Saturday, May 22, 2010

water water water

So there is an old joke I have heard a few times since entering Peace Corps, and it goes like this:

An optimist looks at a glass of water and says it’s half full.
A pessimist looks at the same glass of water and says it’s half empty.
A Peace Corps Volunteer looks at the glass and says, “Huh. That’s just about enough water to take a bath in.”

It’s funny until it starts feeling true.

Now, Nicaragua is not exactly a water-starved country if you look at it on a global scale; relatively speaking it’s far above many countries Volunteers are serving in. In fact here was the view of my back patio most of this week:



(That’s my landlady cooking breakfast for her family on the outdoor wood-fire stove, by the way.)

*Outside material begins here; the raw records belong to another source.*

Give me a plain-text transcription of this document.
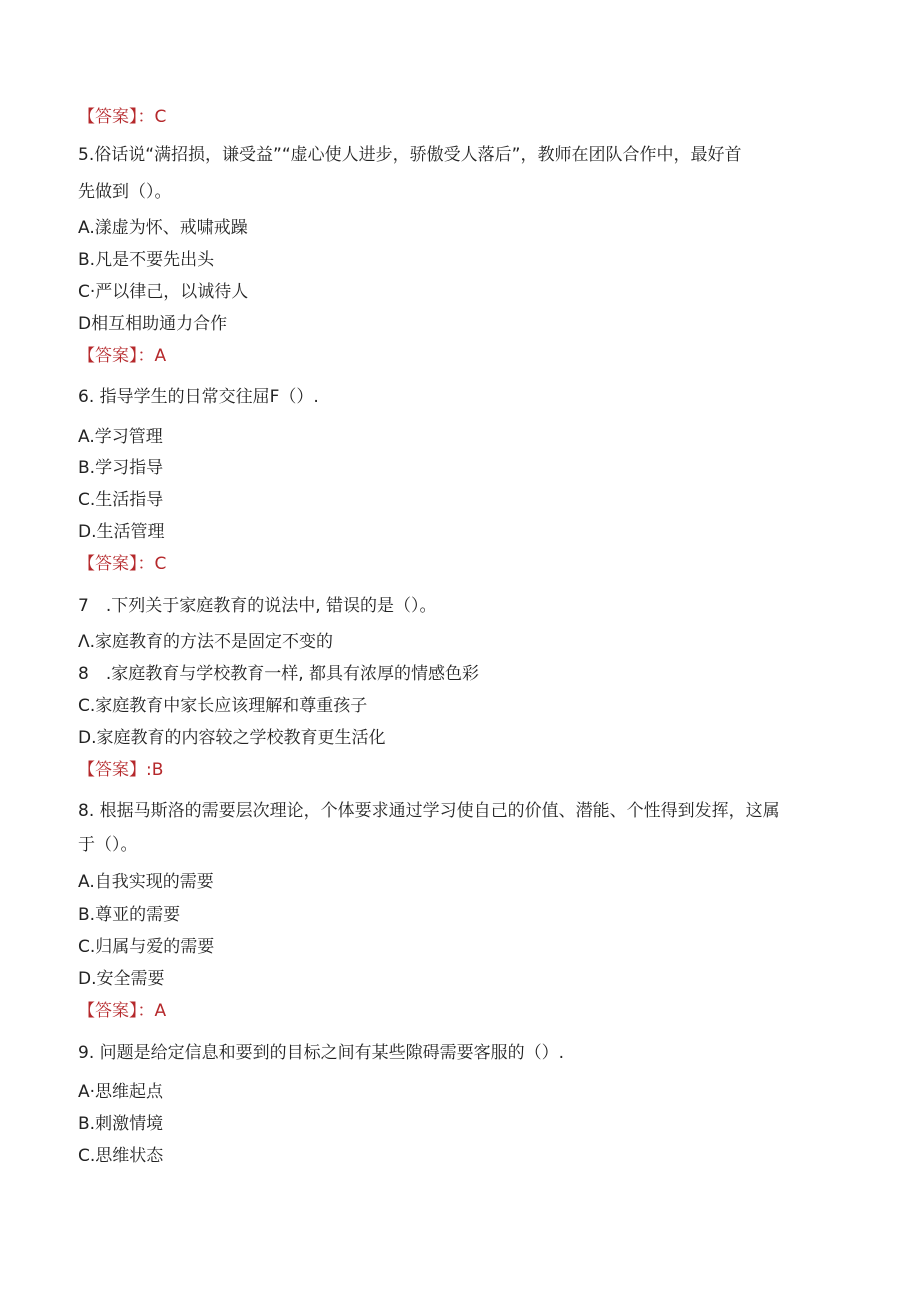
【答案】：C
5.俗话说“满招损，谦受益”“虚心使人进步，骄傲受人落后”，教师在团队合作中，最好首
先做到（）。
A.漾虚为怀、戒啸戒躁
B.凡是不要先出头
C·严以律己，以诚待人
D相互相助通力合作
【答案】：A
6. 指导学生的日常交往屈F（）.
A.学习管理
B.学习指导
C.生活指导
D.生活管理
【答案】：C
7　.下列关于家庭教育的说法中, 错误的是（）。
Λ.家庭教育的方法不是固定不变的
8　.家庭教育与学校教育一样, 都具有浓厚的情感色彩
C.家庭教育中家长应该理解和尊重孩子
D.家庭教育的内容较之学校教育更生活化
【答案】:B
8. 根据马斯洛的需要层次理论，个体要求通过学习使自己的价值、潜能、个性得到发挥，这属
于（）。
A.自我实现的需要
B.尊亚的需要
C.归属与爱的需要
D.安全需要
【答案】：A
9. 问题是给定信息和要到的目标之间有某些隙碍需要客服的（）.
A·思维起点
B.刺激情境
C.思维状态
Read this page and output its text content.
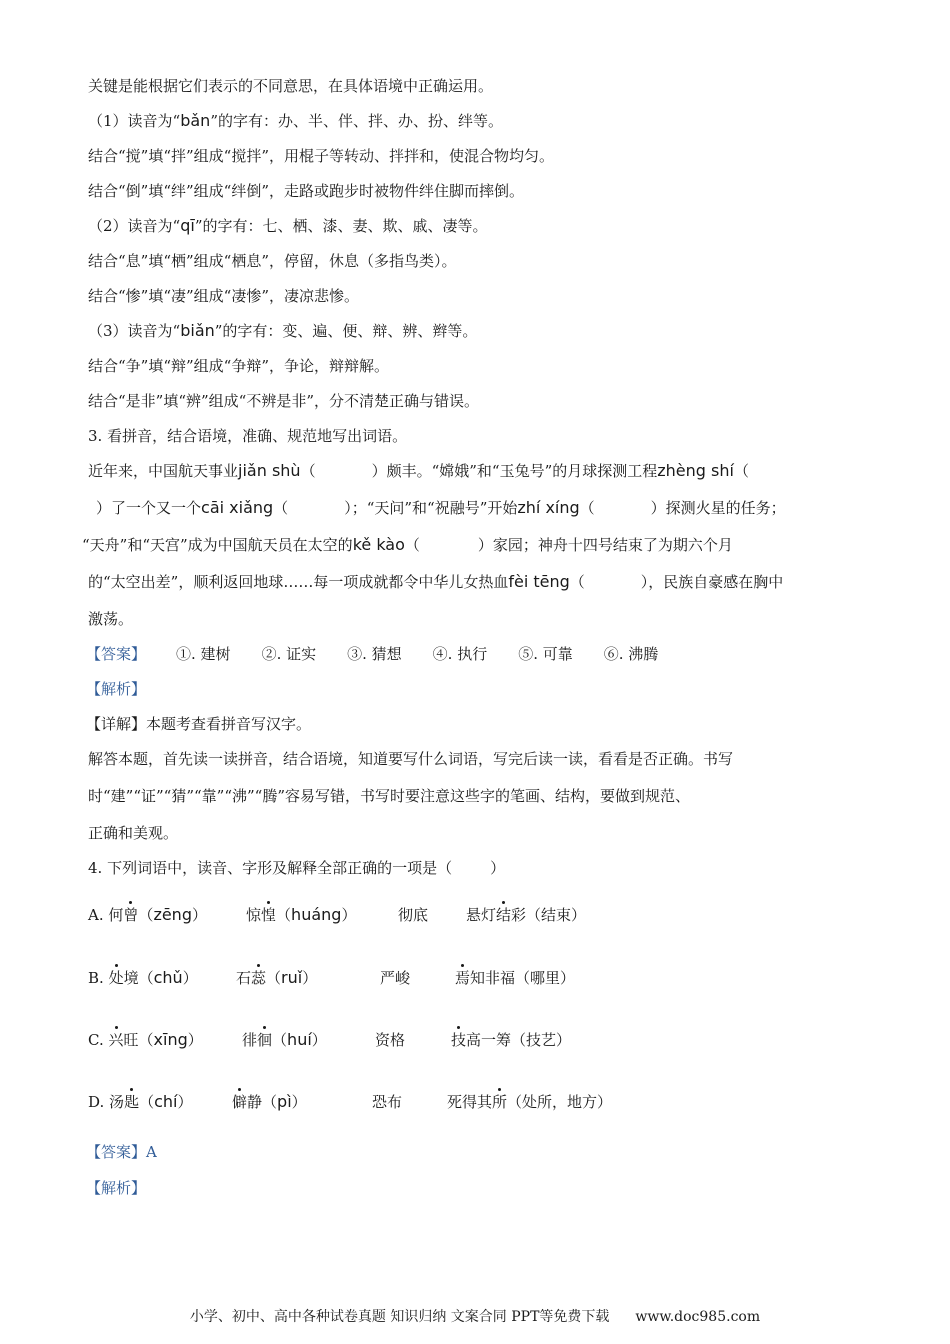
关键是能根据它们表示的不同意思，在具体语境中正确运用。
（1）读音为“bǎn”的字有：办、半、伴、拌、办、扮、绊等。
结合“搅”填“拌”组成“搅拌”，用棍子等转动、拌拌和，使混合物均匀。
结合“倒”填“绊”组成“绊倒”，走路或跑步时被物件绊住脚而摔倒。
（2）读音为“qī”的字有：七、栖、漆、妻、欺、戚、凄等。
结合“息”填“栖”组成“栖息”，停留，休息（多指鸟类）。
结合“惨”填“凄”组成“凄惨”，凄凉悲惨。
（3）读音为“biǎn”的字有：变、遍、便、辩、辨、辫等。
结合“争”填“辩”组成“争辩”，争论，辩辩解。
结合“是非”填“辨”组成“不辨是非”，分不清楚正确与错误。
3. 看拼音，结合语境，准确、规范地写出词语。
近年来，中国航天事业jiǎn shù（	）颇丰。“嫦娥”和“玉兔号”的月球探测工程zhèng shí（
）了一个又一个cāi xiǎng（	）；“天问”和“祝融号”开始zhí xíng（	）探测火星的任务；
“天舟”和“天宫”成为中国航天员在太空的kě kào（	）家园；神舟十四号结束了为期六个月
的“太空出差”，顺利返回地球……每一项成就都令中华儿女热血fèi tēng（	），民族自豪感在胸中
激荡。
【答案】 ①. 建树 ②. 证实 ③. 猜想 ④. 执行 ⑤. 可靠 ⑥. 沸腾
【解析】
【详解】本题考查看拼音写汉字。
解答本题，首先读一读拼音，结合语境，知道要写什么词语，写完后读一读，看看是否正确。书写
时“建”“证”“猜”“靠”“沸”“腾”容易写错，书写时要注意这些字的笔画、结构，要做到规范、
正确和美观。
4. 下列词语中，读音、字形及解释全部正确的一项是（	）
A. 何曾（zēng）	惊惶（huáng）	彻底	悬灯结彩（结束）
B. 处境（chǔ）	石蕊（ruǐ）	严峻	焉知非福（哪里）
C. 兴旺（xīng）	徘徊（huí）	资格	技高一筹（技艺）
D. 汤匙（chí）	僻静（pì）	恐布	死得其所（处所，地方）
【答案】A
【解析】
小学、初中、高中各种试卷真题 知识归纳 文案合同 PPT等免费下载 www.doc985.com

It is the rainy season, and this week it actually decided to rain, which means the days are disgustingly hot and humid, and then sometime between one and four in the afternoon the thunderstorms roll through intermittently until the next morning. But for most of the time I’ve been here it’s been fairly dry, which means our pila that collects rainwater from the roof has been empty and we’ve been depending entirely on the town well for our water. I am not entirely sure of the hours the well keeps – it appears to me to turn on more or less randomly, usually early in the morning but sometimes in the afternoon, sometimes every day, sometimes not. But somehow everyone figures out when it’s running and everyone brings their buckets to fill up.

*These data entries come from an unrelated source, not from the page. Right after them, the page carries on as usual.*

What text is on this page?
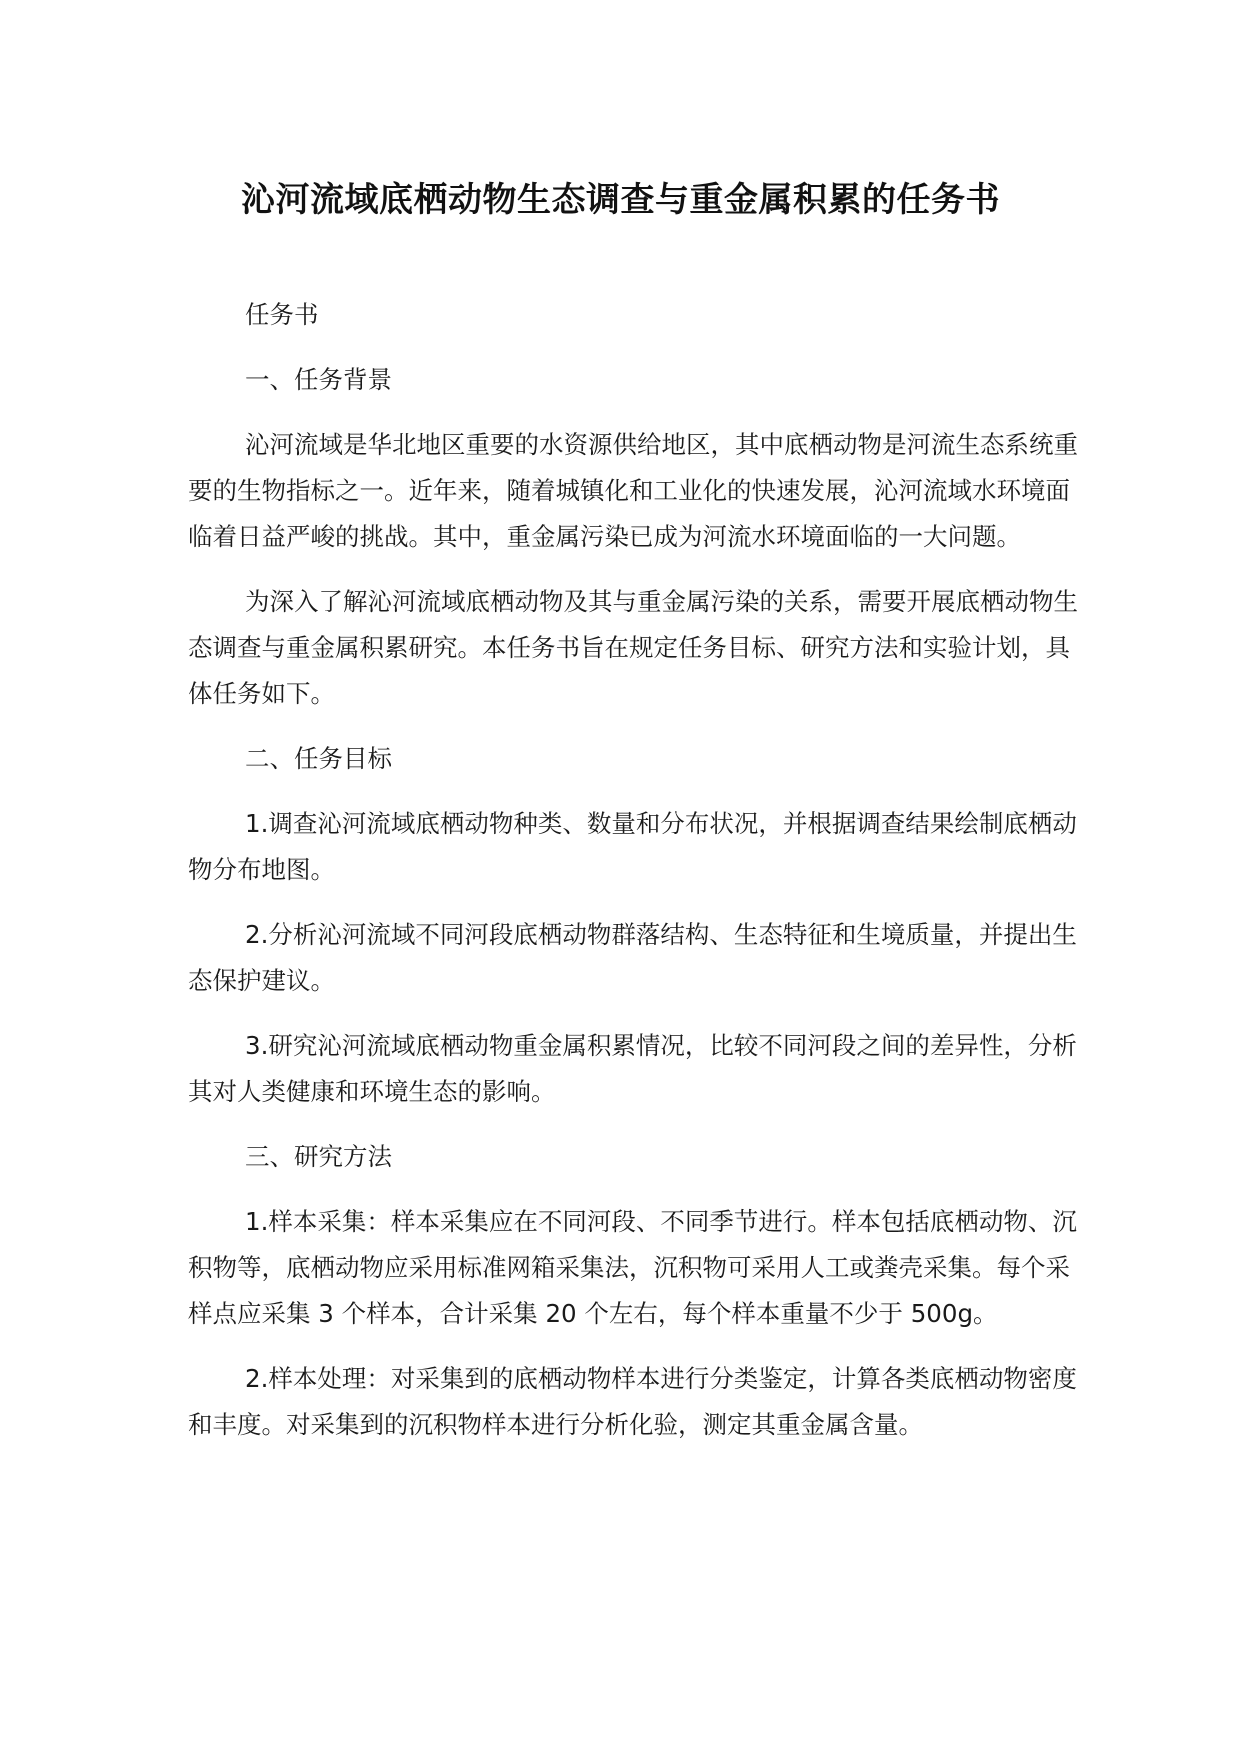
沁河流域底栖动物生态调查与重金属积累的任务书

任务书

一、任务背景

沁河流域是华北地区重要的水资源供给地区，其中底栖动物是河流生态系统重要的生物指标之一。近年来，随着城镇化和工业化的快速发展，沁河流域水环境面临着日益严峻的挑战。其中，重金属污染已成为河流水环境面临的一大问题。

为深入了解沁河流域底栖动物及其与重金属污染的关系，需要开展底栖动物生态调查与重金属积累研究。本任务书旨在规定任务目标、研究方法和实验计划，具体任务如下。

二、任务目标

1.调查沁河流域底栖动物种类、数量和分布状况，并根据调查结果绘制底栖动物分布地图。

2.分析沁河流域不同河段底栖动物群落结构、生态特征和生境质量，并提出生态保护建议。

3.研究沁河流域底栖动物重金属积累情况，比较不同河段之间的差异性，分析其对人类健康和环境生态的影响。

三、研究方法

1.样本采集：样本采集应在不同河段、不同季节进行。样本包括底栖动物、沉积物等，底栖动物应采用标准网箱采集法，沉积物可采用人工或粪壳采集。每个采样点应采集 3 个样本，合计采集 20 个左右，每个样本重量不少于 500g。

2.样本处理：对采集到的底栖动物样本进行分类鉴定，计算各类底栖动物密度和丰度。对采集到的沉积物样本进行分析化验，测定其重金属含量。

For my house it isn’t so bad, since we’re right in the middle of town directly across the street from the well, but for people living on the ridge above it’s pretty tough, since water is, you know, sort of heavy and they’re hauling every bit of it they need for the day (or more) up a long, steep hill. Two weeks ago, the town tried digging a new well on the ridge, which was a big production and practically everyone turned out to look on and offer suggestions and a running commentary (which my landlady had a disgruntled conversation with me about, since the main activity here is watching everyone else walk around outside, and that afternoon there was no one for her to watch), but to no avail. They tried sinking a well in two different places, both of which were dry. I am living in one of the driest parts of a country too poor for most people to even dream about indoor plumbing, and that’s when that fact really started hitting home for me.

Well, that and the fact that I was living with a family of anywhere from four to seven or eight people that had on a good day four five-gallon buckets of clean water to use. If it was just for drinking, that wouldn’t be so bad, but when our pila is empty this is the water that gets used for everything: washing dishes, cooking, bathing, washing clothes, making the charamuscas (little popsicles in bags) that the family sells in their store.

Most people here go to the river to wash clothes and bathe, but I am leery about that a little for the cleanliness factor (this is the same river cattle tromp back and forth through all day) and a lot for the environmental factor: the part of me that clings to the principles of Leave No Trace dies a little bit at all that non-biodegradable soap going into the river.

Also the river is down a terribly steep, rocky goat path, and I can just see myself carrying a heavy bucket of wet, clean clothes up, losing my footing, and rolling all the way back down again, leaving shirts and skirts in a colorful trail behind me. That’s a persuasive argument too.

So I adapted. When I treat a bowl of water with bleach to wash my vegetables with, I reuse it to wash my dishes. I wash clothes a little at a time, and I’m getting good at it – I can do a couple of days’ worth out of a two-gallon milk jug, as long as I don’t have to wash pants. I can shower out of a little over half a bucket of water. I’m not saying this to show off (well, maybe I am, just a little); it’s what I’ve had to do to adjust, to use my fair share of water here and no more.

It’s amazing, how much you start thinking about water when it doesn’t come out of a tap and laziness is no longer an option if you want to stay even mildly clean and hydrated.

Anyway, all that musing is really just to say that I am glad it is raining this week, even if it does shut down the internet cafĂ© and mean that my first youth group meeting was completely rained out. The pila is full, our secondary water buckets are filling back up, and I can wash my jeans again without feeling like I’m using up a third of my family’s water for the day. They may never actually dry again, but I’m sure there’s another Peace Corps proverb somewhere to make me feel good and rugged about that too.